Smith served for a generation in the state House of Representatives from Hot Springs. He was a tireless champion of good government, education and progressive taxation and, for most of his career, a remarkably effective one. When Gov. Winthrop Rockefeller’s mammoth program of income, sales and excise taxes collapsed in 1969, Smith, who knew the House’s possibilities better than anyone, cobbled together a modest program to save state services and maneuvered it through the legislature.
But Ray Smith’s public character was tested and formed a decade earlier in the most dangerous time in which someone could serve in public life in the 20th century. It was during the integration crisis at Little Rock in 1958 and Gov. Orval E. Faubus, who had achieved demigod status, had summoned the legislature to a special session to give him dictatorial powers over the public schools of Arkansas. He wanted authority to block the desegregation of schools wherever he wanted: to close schools that the courts ordered desegregated and move tax funds to private all-white schools. (He would use the power almost instantly to close all the high schools in Little Rock, but the courts blocked him from funding a white private school with tax dollars.) With rebel yells ringing across the House chamber, the legislature passed the program easily. The key bill passed the House and Senate by a combined vote of 127 to 1.
Young Ray Smith was the one.
On other bills to enforce segregation and punish teachers and anyone on a public payroll who might have different ideas, two or three others occasionally joined Smith. His votes at the time were not viewed as heroic but obstinate. The abiding fear was that voters would turn on any dissenter. But Smith, a World War II veteran, knew something about danger. He had been in Hot Springs when the returning veterans, led by Sid McMath, threw out the corrupt political machine. Hot Springs voters never punished Smith. He went on to serve 28 years.

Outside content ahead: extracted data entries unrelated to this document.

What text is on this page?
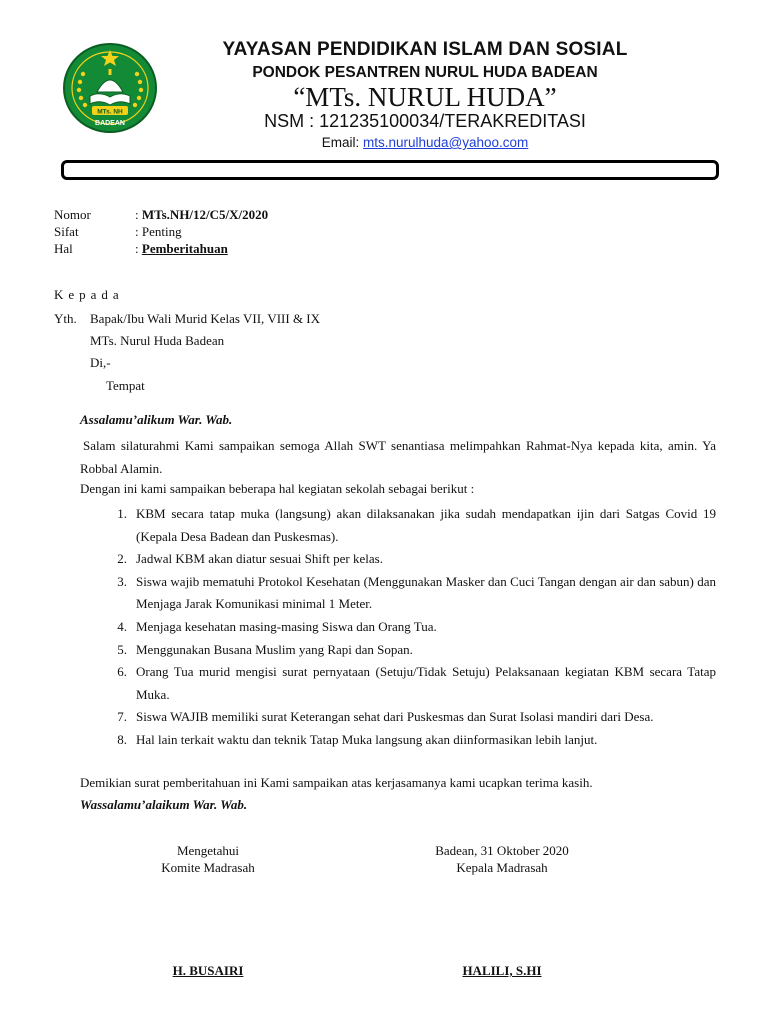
MTs. NH
BADEAN
YAYASAN PENDIDIKAN ISLAM DAN SOSIAL
PONDOK PESANTREN NURUL HUDA BADEAN
“MTs. NURUL HUDA”
NSM : 121235100034/TERAKREDITASI
Email: mts.nurulhuda@yahoo.com
Nomor	: MTs.NH/12/C5/X/2020
Sifat	: Penting
Hal	: Pemberitahuan
Kepada
Yth. Bapak/Ibu Wali Murid Kelas VII, VIII & IX
MTs. Nurul Huda Badean
Di,-
Tempat
Assalamu’alikum War. Wab.
Salam silaturahmi Kami sampaikan semoga Allah SWT senantiasa melimpahkan Rahmat-Nya kepada kita, amin. Ya Robbal Alamin.
Dengan ini kami sampaikan beberapa hal kegiatan sekolah sebagai berikut :
1. KBM secara tatap muka (langsung) akan dilaksanakan jika sudah mendapatkan ijin dari Satgas Covid 19 (Kepala Desa Badean dan Puskesmas).
2. Jadwal KBM akan diatur sesuai Shift per kelas.
3. Siswa wajib mematuhi Protokol Kesehatan (Menggunakan Masker dan Cuci Tangan dengan air dan sabun) dan Menjaga Jarak Komunikasi minimal 1 Meter.
4. Menjaga kesehatan masing-masing Siswa dan Orang Tua.
5. Menggunakan Busana Muslim yang Rapi dan Sopan.
6. Orang Tua murid mengisi surat pernyataan (Setuju/Tidak Setuju) Pelaksanaan kegiatan KBM secara Tatap Muka.
7. Siswa WAJIB memiliki surat Keterangan sehat dari Puskesmas dan Surat Isolasi mandiri dari Desa.
8. Hal lain terkait waktu dan teknik Tatap Muka langsung akan diinformasikan lebih lanjut.
Demikian surat pemberitahuan ini Kami sampaikan atas kerjasamanya kami ucapkan terima kasih.
Wassalamu’alaikum War. Wab.
Mengetahui
Komite Madrasah
Badean, 31 Oktober 2020
Kepala Madrasah
H. BUSAIRI	HALILI, S.HI
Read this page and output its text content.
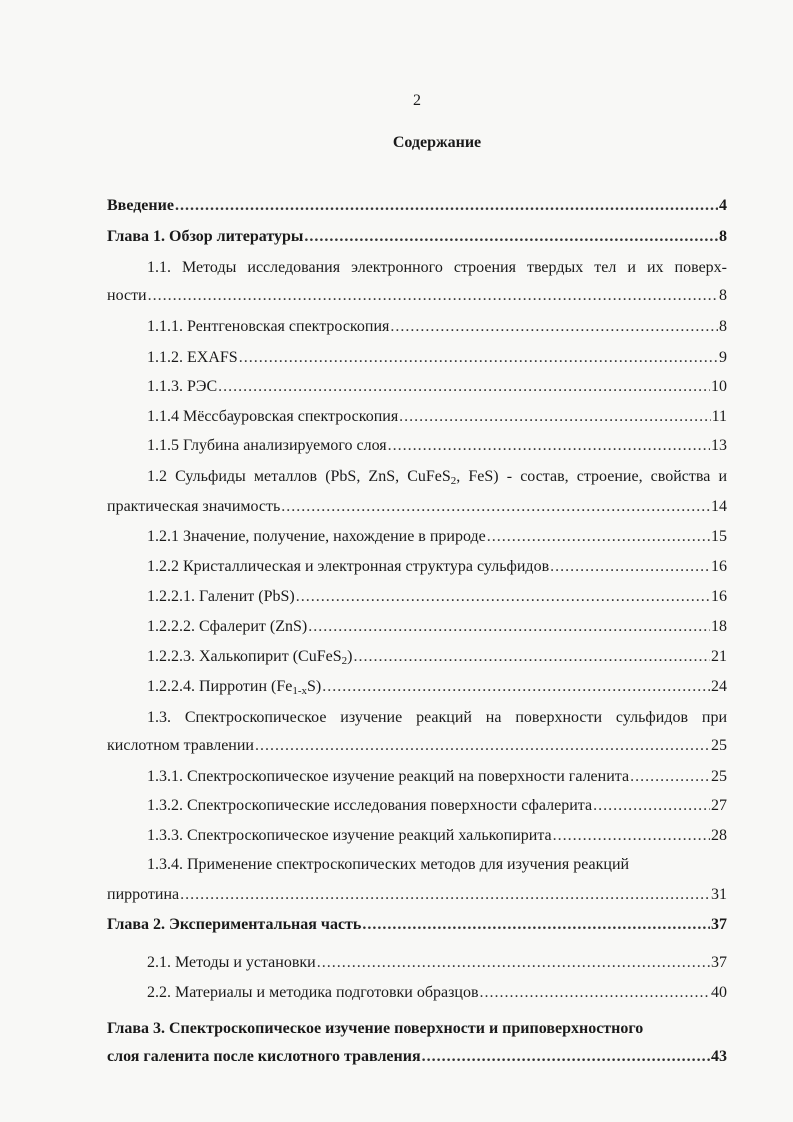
2
Содержание
Введение .....	4
Глава 1. Обзор литературы .....	8
1.1. Методы исследования электронного строения твердых тел и их поверх-
ности .....	8
1.1.1. Рентгеновская спектроскопия .....	8
1.1.2. EXAFS .....	9
1.1.3. РЭС .....	10
1.1.4 Мёссбауровская спектроскопия .....	11
1.1.5 Глубина анализируемого слоя .....	13
1.2 Сульфиды металлов (PbS, ZnS, CuFeS$_2$, FeS) - состав, строение, свойства и
практическая значимость .....	14
1.2.1 Значение, получение, нахождение в природе .....	15
1.2.2 Кристаллическая и электронная структура сульфидов .....	16
1.2.2.1. Галенит (PbS) .....	16
1.2.2.2. Сфалерит (ZnS) .....	18
1.2.2.3. Халькопирит (CuFeS$_2$) .....	21
1.2.2.4. Пирротин $(Fe_{1-x}S)$ .....	24
1.3. Спектроскопическое изучение реакций на поверхности сульфидов при
кислотном травлении .....	25
1.3.1. Спектроскопическое изучение реакций на поверхности галенита .....	25
1.3.2. Спектроскопические исследования поверхности сфалерита .....	27
1.3.3. Спектроскопическое изучение реакций халькопирита .....	28
1.3.4. Применение спектроскопических методов для изучения реакций
пирротина .....	31
Глава 2. Экспериментальная часть .....	37
2.1. Методы и установки .....	37
2.2. Материалы и методика подготовки образцов .....	40
Глава 3. Спектроскопическое изучение поверхности и приповерхностного
слоя галенита после кислотного травления .....	43
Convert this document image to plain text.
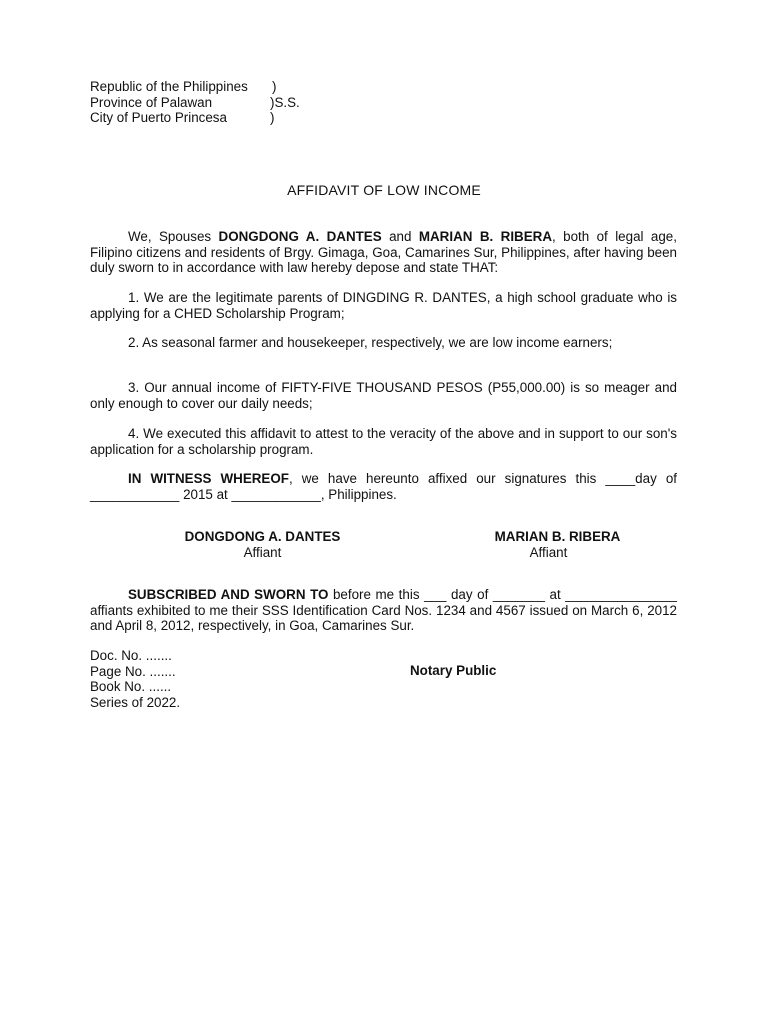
Republic of the Philippines	)
Province of Palawan	)S.S.
City of Puerto Princesa	)
AFFIDAVIT OF LOW INCOME

We, Spouses DONGDONG A. DANTES and MARIAN B. RIBERA, both of legal age, Filipino citizens and residents of Brgy. Gimaga, Goa, Camarines Sur, Philippines, after having been duly sworn to in accordance with law hereby depose and state THAT:

1. We are the legitimate parents of DINGDING R. DANTES, a high school graduate who is applying for a CHED Scholarship Program;

2. As seasonal farmer and housekeeper, respectively, we are low income earners;

3. Our annual income of FIFTY-FIVE THOUSAND PESOS (P55,000.00) is so meager and only enough to cover our daily needs;

4. We executed this affidavit to attest to the veracity of the above and in support to our son's application for a scholarship program.

IN WITNESS WHEREOF, we have hereunto affixed our signatures this ____day of ____________ 2015 at ____________, Philippines.

DONGDONG A. DANTES
Affiant
MARIAN B. RIBERA
Affiant

SUBSCRIBED AND SWORN TO before me this ___ day of _______ at _______________ affiants exhibited to me their SSS Identification Card Nos. 1234 and 4567 issued on March 6, 2012 and April 8, 2012, respectively, in Goa, Camarines Sur.

Doc. No. .......
Page No. .......
Book No. ......
Series of 2022.
Notary Public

His bravery and independence would not go unpunished at the Capitol. In 1965 nearly all the members of the House had signed pledges making him the speaker for the 1965-66 General Assembly, a ritual that goes on every two years. But Faubus would not have the man who had bearded him with his votes presiding over the House while he was governor. On the first day of the session, a score of House members stared solemnly at their desks as they pushed the button to renege on their word and elect the man that Faubus had put up at the last minute. Some went to Smith and asked his forgiveness. Smith would be elected speaker unanimously six years later when Dale Bumpers became governor.
Thus was Ray Smith not left a prophet without honor in his own tribe. He retired with the high estimation of his colleagues. But there was never a public acknowledgement that at the most pivotal moment of the century for the state, one man and one only of those charged with the duty did the right thing.